Find the locus of the point such that the chord of contact of the tangents drawn from it to the ellipse $$\frac{{{x^2}}}{{{a^2}}} + \frac{{{y^2}}}{{{b^2}}} = 1$$ touches the circle $${x^2} + {y^2} = {r^2}.$$

Solution: Let $$P(h,\,k)$$ be such a point.

The equation of the chord of contact AB from P(h, k) is

\begin{align}&T(h,\,\,k) = 0\\ & \Rightarrow\quad\frac{{hx}}{{{a^2}}} + \frac{{ky}}{{{b^2}}} = 1\\ & \Rightarrow\quad y = \left( {\frac{{ - {b^2}h}}{{{a^2}k}}} \right)x + \frac{{{b^2}}}{k}\end{align}

This is a tangent to the circle $${x^2} + {y^2} = {r^2},$$ if the condition for tangency for the case of circles $$({c^2} = {a^2}(1 + {m^2}))$$ is satisfied :

\begin{align} &\qquad \frac{{{b}^{4}}}{{{k}^{2}}}={{r}^{2}}\left( 1+\frac{{{b}^{4}}{{h}^{2}}}{{{a}^{4}}{{k}^{2}}} \right)\\ & \Rightarrow \quad {{a}^{4}}{{b}^{4}}={{a}^{4}}{{r}^{2}}{{k}^{2}}+{{b}^{4}}{{r}^{2}}{{h}^{2}} \\ & \Rightarrow \quad \frac{{{h}^{2}}}{{{\left( {}^{{{a}^{2}}}\!\!\diagup\!\!{}_{r}\; \right)}^{2}}}+\frac{{{k}^{2}}}{{{\left( {}^{{{b}^{2}}}\!\!\diagup\!\!{}_{r}\; \right)}^{2}}}=1 \\ \end{align}

Thus, the locus of P is

\begin{align}\frac{{{x}^{2}}}{{{\left({}^{{{a}^{2}}}\!\!\diagup\!\!{}_{r}\;\right)}^{2}}}+\frac{{{y}^{2}}}{{{\left({}^{{{b}^{2}}}\!\!\diagup\!\!{}_{r}\; \right)}^{2}}}=1\end{align}

which is an ellipse

Example - 27

A variable chord AB of the ellipse \begin{align}\frac{{{x^2}}}{{{a^2}}} + \frac{{{y^2}}}{{{b^2}}} = 1\end{align} subtends a right angle at its centre.

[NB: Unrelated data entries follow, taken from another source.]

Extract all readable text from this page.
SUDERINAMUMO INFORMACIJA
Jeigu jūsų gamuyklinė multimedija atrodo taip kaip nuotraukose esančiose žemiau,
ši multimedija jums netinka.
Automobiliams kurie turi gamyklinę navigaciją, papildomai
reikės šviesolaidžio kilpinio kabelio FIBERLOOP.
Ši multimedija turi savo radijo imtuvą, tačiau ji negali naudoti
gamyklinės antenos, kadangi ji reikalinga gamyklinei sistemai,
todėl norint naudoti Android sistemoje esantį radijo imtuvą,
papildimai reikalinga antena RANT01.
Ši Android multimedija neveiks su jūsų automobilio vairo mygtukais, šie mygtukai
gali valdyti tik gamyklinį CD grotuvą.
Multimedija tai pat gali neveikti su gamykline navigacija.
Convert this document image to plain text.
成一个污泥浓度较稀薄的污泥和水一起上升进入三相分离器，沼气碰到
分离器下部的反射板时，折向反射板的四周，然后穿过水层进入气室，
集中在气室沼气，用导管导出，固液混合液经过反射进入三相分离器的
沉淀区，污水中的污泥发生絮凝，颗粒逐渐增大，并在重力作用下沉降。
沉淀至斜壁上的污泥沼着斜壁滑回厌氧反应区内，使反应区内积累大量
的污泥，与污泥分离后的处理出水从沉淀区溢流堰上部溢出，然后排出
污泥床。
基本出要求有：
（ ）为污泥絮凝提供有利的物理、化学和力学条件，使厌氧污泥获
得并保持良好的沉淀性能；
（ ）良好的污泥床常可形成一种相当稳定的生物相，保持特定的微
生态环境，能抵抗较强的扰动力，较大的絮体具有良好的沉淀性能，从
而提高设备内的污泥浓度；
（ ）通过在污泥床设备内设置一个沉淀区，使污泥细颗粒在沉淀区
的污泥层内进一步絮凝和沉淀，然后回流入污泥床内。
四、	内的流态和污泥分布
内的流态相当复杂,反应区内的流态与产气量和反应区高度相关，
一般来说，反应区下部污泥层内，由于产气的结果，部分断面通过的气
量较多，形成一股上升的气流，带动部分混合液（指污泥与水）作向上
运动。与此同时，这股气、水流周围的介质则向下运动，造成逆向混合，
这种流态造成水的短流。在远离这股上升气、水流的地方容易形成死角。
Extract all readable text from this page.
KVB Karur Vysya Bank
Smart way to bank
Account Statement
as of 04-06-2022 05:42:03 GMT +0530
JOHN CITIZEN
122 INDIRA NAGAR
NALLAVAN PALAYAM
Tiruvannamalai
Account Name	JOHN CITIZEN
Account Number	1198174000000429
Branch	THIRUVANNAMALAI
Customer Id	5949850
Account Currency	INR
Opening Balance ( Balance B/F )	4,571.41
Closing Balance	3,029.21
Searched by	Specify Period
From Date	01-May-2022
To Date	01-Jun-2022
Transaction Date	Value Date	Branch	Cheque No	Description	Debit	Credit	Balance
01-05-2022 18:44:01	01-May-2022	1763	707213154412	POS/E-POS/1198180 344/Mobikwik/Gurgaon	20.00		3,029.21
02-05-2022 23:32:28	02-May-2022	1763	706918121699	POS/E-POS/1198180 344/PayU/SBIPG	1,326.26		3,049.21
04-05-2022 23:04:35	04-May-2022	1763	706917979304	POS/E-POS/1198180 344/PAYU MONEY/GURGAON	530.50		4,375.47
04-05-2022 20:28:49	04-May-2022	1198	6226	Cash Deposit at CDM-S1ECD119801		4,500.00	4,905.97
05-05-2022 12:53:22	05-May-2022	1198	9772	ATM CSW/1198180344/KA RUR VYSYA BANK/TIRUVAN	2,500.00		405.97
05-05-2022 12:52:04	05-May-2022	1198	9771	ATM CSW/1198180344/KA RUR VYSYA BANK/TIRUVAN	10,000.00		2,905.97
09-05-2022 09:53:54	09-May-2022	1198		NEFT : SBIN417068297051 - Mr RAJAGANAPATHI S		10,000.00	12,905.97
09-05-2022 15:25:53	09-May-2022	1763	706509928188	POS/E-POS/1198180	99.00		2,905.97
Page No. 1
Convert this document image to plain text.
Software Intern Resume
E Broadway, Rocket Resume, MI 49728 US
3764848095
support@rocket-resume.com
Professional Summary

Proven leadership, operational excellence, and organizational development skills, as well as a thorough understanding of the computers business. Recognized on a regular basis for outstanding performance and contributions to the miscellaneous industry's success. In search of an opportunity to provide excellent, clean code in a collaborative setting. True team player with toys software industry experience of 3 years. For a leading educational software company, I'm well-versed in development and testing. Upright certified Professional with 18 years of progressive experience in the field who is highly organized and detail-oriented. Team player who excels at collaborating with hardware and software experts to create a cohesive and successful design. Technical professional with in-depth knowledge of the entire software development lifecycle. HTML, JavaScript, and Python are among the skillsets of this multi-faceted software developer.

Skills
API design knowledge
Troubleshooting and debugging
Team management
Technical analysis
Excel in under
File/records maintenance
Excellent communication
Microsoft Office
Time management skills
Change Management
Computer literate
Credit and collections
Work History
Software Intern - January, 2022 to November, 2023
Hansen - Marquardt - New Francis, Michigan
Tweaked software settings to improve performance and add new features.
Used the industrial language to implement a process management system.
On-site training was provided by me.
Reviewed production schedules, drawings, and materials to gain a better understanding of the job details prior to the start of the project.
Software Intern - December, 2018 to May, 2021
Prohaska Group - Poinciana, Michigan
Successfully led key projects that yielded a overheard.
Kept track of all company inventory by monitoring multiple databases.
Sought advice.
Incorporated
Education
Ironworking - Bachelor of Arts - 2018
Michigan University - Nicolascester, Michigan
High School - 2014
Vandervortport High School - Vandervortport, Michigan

Tangents drawn at A and B intersect at P. Find the locus of P.

Solution: Let P be the point (h, k).

Since AB is the chord of contact for the tangents drawn form P, the equation of AB will be

\begin{align}&T(h,\,k) = 0\\ &\Rightarrow \quad \frac{{hx}}{{{a^2}}} + \frac{{ky}}{{{b^2}}} = 1...\left( 1 \right)\end{align}

We can now write the joint equation of OA and OB by homogenizing the equation of the ellipse using the equation of the chord AB obtained in (1) :

Joint equation of AB :\begin{align}\frac{{{x^2}}}{{{a^2}}} + \frac{{{y^2}}}{{{b^2}}} = {\left( {\frac{{hx}}{{{a^2}}} + \frac{{ky}}{{{b^2}}}} \right)^2}\quad\quad\quad...\left( 2 \right)\end{align}

Since OA and OB are perpendicular, we must have

${\rm{Coeff}}{\rm{. of \;}}{x^2} + {\rm{Coeff}}{\rm{. of\; }}{y^2} = 0{\rm{ }}\quad\quad in{\rm{ }}\left( 2 \right)$

\begin{align}& \Rightarrow \quad \frac{1}{{{a^2}}} - \frac{{{h^2}}}{{{a^4}}} + \frac{1}{{{b^2}}} - \frac{{{k^2}}}{{{b^4}}} = 0\\& \Rightarrow\quad \frac{{{h^2}}}{{{a^4}}} + \frac{{{k^2}}}{{{b^4}}} = \frac{1}{{{a^2}}} + \frac{1}{{{b^2}}}\end{align}

The locus of P is therefore

$\frac{{{x^2}}}{{{a^4}}} + \frac{{{y^2}}}{{{b^4}}} = \frac{1}{{{a^2}}} + \frac{1}{{{b^2}}}$